Important Milestones this week

One Month Post Transplant!

Me waiting to go to theatre to have stent removed.

Practising the face I was going to pull when having the procedure done...fairly accurate on hindsight.

Well a milestone week: On Wednesday we were a month past transplant.There is such a difference in our appearance,energy and well being ,for me at least.It was also abit of a struggle this week as my white blood cell count was low, those are the cells that fight infection and I started with an infection which was resilient to standard antibiotics.This is because over the past few years I've had  a shed full of antibiotics and they stop being effective, so beware you 'ive got a virus, cold Dr please give me some antibiotics folk' as eventually you get immune to them and when you need them they do not work. Obviously I've been aware of this but because I've had constant infections the medics had to prescribe them,I'm just saying don't rush towards them unless there really necessary. So infection and we have the decision to make to prescribe strong antibiotics, which could mean again I've not got them as an effective treatment if some months down the line I get a major infection as I could build up a resistivity to them. Docs came up with a B plan to reduce one of my anti rejection drugs as to hopefully increase my ability to fight infection, not as bad as it seems as because I'm on the Campath trail which gives me about nine months anti rejection extra cover.Also it was decided my stent should be removed as it could be aggravating the infection.During the operation a stent ,which looks like fat fuse wire covered in a plastic coating, which has a loop either end and is stitched to the ureter to protect the surgical join whilst it heals  from the pressure of all the urine you pass through at hell of a force.The stent is left in for usually about six weeks but it can taken out around week four if it is thought to be causing infection.My join should be recovered enough for this to happen.I just wasn't expecting to be in clinic on Friday morning and in theatre in the afternoon.

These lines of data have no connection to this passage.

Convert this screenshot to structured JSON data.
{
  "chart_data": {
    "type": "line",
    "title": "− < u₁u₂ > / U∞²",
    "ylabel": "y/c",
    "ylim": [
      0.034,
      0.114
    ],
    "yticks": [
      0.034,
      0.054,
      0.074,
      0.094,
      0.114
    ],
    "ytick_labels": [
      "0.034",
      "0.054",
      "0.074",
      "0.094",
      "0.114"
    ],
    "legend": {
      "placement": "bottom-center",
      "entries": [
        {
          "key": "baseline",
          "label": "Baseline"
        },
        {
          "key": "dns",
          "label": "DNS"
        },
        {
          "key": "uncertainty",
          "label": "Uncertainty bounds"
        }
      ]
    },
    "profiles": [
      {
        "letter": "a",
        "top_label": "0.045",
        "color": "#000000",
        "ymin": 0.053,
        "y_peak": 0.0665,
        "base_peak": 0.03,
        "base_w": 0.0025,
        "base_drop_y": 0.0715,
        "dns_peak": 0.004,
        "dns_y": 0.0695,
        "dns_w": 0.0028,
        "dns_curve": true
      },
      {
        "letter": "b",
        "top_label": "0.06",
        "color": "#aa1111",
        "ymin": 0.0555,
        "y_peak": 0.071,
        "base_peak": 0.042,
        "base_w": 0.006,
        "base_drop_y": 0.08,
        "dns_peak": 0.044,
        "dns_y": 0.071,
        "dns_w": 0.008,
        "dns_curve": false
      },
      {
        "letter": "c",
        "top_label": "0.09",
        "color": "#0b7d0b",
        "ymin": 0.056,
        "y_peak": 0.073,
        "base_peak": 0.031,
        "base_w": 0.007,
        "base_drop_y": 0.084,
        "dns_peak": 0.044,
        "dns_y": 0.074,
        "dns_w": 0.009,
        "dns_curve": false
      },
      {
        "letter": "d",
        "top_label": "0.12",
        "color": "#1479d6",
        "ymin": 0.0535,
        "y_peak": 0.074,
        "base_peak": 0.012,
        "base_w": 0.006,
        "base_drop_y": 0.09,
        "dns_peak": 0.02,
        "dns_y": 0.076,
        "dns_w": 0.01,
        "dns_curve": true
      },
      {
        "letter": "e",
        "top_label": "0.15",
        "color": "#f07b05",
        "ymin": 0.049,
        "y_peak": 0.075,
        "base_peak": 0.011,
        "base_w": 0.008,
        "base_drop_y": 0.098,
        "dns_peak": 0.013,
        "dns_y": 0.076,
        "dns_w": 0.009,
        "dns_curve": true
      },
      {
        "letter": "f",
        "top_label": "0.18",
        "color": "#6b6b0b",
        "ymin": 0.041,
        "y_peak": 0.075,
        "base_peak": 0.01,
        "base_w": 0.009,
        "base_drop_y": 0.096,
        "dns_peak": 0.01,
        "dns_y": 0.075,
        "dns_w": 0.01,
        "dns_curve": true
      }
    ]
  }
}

The medics are really on the ball I'm just so impressed with them,they listen to what I say about my experience of whats happening to my body and always take this into account. So theatre. I can't believe that I was more nervous about the stent removal than the transplant itself.Probably because I don't give a monkeys what they do when I'm under a general anaesthetic but a local, when your awake is different. I think its been a good thing for it to be sprung on me as I would have ruminated abut the surgical date.So booked in at twelve midday and done  by half three .It was uncomfortable but tolerable and I definitely feel better with it out.I don't have seem to have developed any more symptoms over the weekend anyway.So technically I've got my body back,so foreign bodies in residence..as you see I'm not counting Marts kidney as foreign. I think it seems to feel part of 'my bodily family' abit like the adoptions going well at the moment. I'm feeling like I've turned some kind of corner over the weekend.

I am noticing my stamina is still rubbish, any exertion means I'm tired.I'm still in shock I've got a three month sick note.I don't think I've ever had three months of work before, even when I had a perforated cyst I was in work the week after. Guess its an acknowledgement that the idea I'd be up running about six weeks after surgery was an unrealistic goal. Also it takes time, hospital visits and lots of jiggling with the drugs to get the levels of''just enough immune suppressed'. 

Reflections: Day 6 post Transplant

It seems strange to look back and see how  looked, never mind remember how I felt. I remember feeling desperate to go home.I was feeling constantly nauseous,uncomfortable and thoroughly miserable and sorry for myself,pain from my internal stitches.One of my friends visited and I spent the whole two hours crying and retching .She was great, she just drew the curtains, held my hand and listened.I had hell of a headache when she went  but I felt better.Sometimes I feel in hospital you put on a brave face and its hard to cry or find the privacy to cry.I found the shower good for this!Crying is good for me, its not that I'm not coping its just such a release for all the emotional stuff that's going on that I know I've pushed to one side because I become so caught up with the practicalities of managing pain ,vomiting  etc.

I know Ive got to book my ideas up if I'm to be discharged tomorrow.I want to be at home with Mart and the kids.I had lost about eight kilos here to give you some idea how pumped up with fluid you are.The idea is you don't lose the weight quickly as the extra fluid encourages the new kidney to work.Unfortunately between the retching and the AWFUL food I don't think I'd eaten, except fruit and the odd butty and soup Id got my visitors  to bring in. Its hard to eat when you feel so rough but I was not tempted by the diet.This is in no way the renal units fault, its the hospitals.Its such a shame, if the saying is true 'you are what you eat' then it was beginning to feel if I didn't get home soon I'd never maintain the weight I needed to and this could jeopardize my kidney.Its like everyone says about how bad the food is but the hospital administrators do nothing about it.Its abit of a bugger when Lauras salt levels went up and the reason...the pizza she'd eaten at lunch!The friuit  that's sent up for the renal patients, mainly oranges...hello..aren't oranges high in potassium and your encouraged to avoid them if your on a renal diet.The care is EXCEPTIONAL the diet is UNREMARKABLE, UNAPPETIZING and INAPPROPRIATE at times. I knew from a nutritional standpoint I would heal better at home.